In the 1960’s the Supreme Court started a revolution in drawing districts: the concept of "one person, one vote." 19 The Court held that congressional districts within states must be equal "as nearly as practicable."20 For example, a hypothetical state with a population of ten million people – divided into ten congressional districts – should ideally have one million people in each district.
This standard has been reinforced repeatedly.
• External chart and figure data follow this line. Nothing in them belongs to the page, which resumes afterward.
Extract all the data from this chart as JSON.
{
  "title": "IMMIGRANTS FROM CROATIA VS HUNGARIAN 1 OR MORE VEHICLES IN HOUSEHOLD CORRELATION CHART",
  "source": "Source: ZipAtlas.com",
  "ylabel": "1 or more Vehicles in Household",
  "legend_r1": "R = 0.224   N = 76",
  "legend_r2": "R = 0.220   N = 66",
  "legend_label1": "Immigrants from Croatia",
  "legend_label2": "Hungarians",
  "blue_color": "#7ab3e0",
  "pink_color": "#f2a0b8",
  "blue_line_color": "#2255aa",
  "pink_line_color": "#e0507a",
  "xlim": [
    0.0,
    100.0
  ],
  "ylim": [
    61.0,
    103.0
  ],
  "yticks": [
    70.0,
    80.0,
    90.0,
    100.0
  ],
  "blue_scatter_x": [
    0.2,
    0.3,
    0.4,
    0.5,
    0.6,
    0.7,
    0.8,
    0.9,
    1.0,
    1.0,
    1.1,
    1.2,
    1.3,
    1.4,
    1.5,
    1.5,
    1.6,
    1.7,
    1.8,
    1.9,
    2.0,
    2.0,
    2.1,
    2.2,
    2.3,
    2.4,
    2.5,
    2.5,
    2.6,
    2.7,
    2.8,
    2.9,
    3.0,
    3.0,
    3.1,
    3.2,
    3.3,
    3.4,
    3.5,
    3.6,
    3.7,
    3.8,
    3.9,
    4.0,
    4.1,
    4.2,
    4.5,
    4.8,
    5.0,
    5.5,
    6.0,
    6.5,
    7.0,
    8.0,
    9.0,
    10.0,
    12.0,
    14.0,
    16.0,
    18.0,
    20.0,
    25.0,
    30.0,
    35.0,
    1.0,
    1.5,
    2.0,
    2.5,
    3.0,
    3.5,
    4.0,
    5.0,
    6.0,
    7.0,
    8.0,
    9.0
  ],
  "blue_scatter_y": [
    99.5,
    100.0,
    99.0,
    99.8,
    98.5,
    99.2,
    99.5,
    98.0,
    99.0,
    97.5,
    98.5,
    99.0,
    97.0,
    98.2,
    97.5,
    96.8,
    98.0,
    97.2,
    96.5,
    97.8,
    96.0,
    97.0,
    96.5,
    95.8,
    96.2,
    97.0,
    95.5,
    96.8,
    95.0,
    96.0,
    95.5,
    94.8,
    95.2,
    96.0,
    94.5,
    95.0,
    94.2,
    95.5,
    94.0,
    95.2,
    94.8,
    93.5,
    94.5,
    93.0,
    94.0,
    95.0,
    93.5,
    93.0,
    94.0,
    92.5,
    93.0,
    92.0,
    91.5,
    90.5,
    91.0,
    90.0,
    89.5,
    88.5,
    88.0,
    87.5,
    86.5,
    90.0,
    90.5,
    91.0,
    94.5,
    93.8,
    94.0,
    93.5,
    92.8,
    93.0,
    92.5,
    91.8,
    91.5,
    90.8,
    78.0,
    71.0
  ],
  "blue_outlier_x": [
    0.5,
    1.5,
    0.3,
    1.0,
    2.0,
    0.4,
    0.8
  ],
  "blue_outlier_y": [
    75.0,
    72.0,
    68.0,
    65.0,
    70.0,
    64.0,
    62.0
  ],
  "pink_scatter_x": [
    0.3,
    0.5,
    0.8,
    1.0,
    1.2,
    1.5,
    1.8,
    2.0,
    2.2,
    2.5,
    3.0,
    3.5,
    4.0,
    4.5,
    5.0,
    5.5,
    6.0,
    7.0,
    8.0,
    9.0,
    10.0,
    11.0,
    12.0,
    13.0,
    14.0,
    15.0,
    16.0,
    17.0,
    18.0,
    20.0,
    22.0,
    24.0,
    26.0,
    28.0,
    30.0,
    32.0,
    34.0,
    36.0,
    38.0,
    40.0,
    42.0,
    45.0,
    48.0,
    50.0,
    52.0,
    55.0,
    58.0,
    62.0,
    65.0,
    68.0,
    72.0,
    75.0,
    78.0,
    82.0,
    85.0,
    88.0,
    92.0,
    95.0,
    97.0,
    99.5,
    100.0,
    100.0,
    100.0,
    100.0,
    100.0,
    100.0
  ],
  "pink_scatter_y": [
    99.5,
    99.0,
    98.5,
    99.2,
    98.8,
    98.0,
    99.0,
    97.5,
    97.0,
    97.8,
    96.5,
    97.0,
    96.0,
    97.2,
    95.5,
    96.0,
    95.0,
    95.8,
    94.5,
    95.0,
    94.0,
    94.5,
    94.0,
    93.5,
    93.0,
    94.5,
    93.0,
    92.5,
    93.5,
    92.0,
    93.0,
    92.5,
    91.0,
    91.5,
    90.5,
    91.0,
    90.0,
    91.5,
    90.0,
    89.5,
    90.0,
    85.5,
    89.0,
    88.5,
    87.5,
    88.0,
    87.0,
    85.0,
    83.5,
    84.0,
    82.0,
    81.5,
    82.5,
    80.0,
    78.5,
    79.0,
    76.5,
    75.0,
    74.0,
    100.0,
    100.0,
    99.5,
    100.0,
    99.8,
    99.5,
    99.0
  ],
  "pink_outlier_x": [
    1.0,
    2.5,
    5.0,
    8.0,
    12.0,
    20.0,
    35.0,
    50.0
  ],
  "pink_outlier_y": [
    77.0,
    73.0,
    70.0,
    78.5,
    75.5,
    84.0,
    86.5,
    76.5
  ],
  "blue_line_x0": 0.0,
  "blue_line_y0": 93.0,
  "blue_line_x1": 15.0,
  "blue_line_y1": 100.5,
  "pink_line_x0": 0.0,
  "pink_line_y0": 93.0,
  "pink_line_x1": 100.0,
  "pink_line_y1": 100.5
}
In 1983, the Court found that even small, mathematically insignificant variances between districts can be objectionable.21 As a result of this ruling and the precision of computerized redistricting software, nearly all congressional districts drawn after the 1990 census were within a few dozen people of others in the state.22 This precision is only achievable by constructing districts at the block level.
The Bureau claims that block-level data is unnecessary for constructing districts, because districts actually contain many blocks. This claim ignores the fact that districts are drawn precisely, block-by-block, to ensure equal population and fair representation. It also ignores evidence that suggests blocks with high undercounts tend to cluster together. For instance, several adjacent blocks in inner-city Chicago will each tend to have high undercounts, and several adjacent blocks in the suburbs will each tend to have low undercounts. As a result, whole neighborhoods in the inner-city will tend to have higher undercounts than neighborhoods in the suburbs.23 If the inner city neighborhoods are placed in one congressional district and the suburban neighborhoods in another, the differential undercounts in these two areas will result in unfair representation.
The third legal point that ensures equal representation is the Voting Rights Act. The Act demands accurate block level data about race and ethnicity because it protects equal representation of minorities.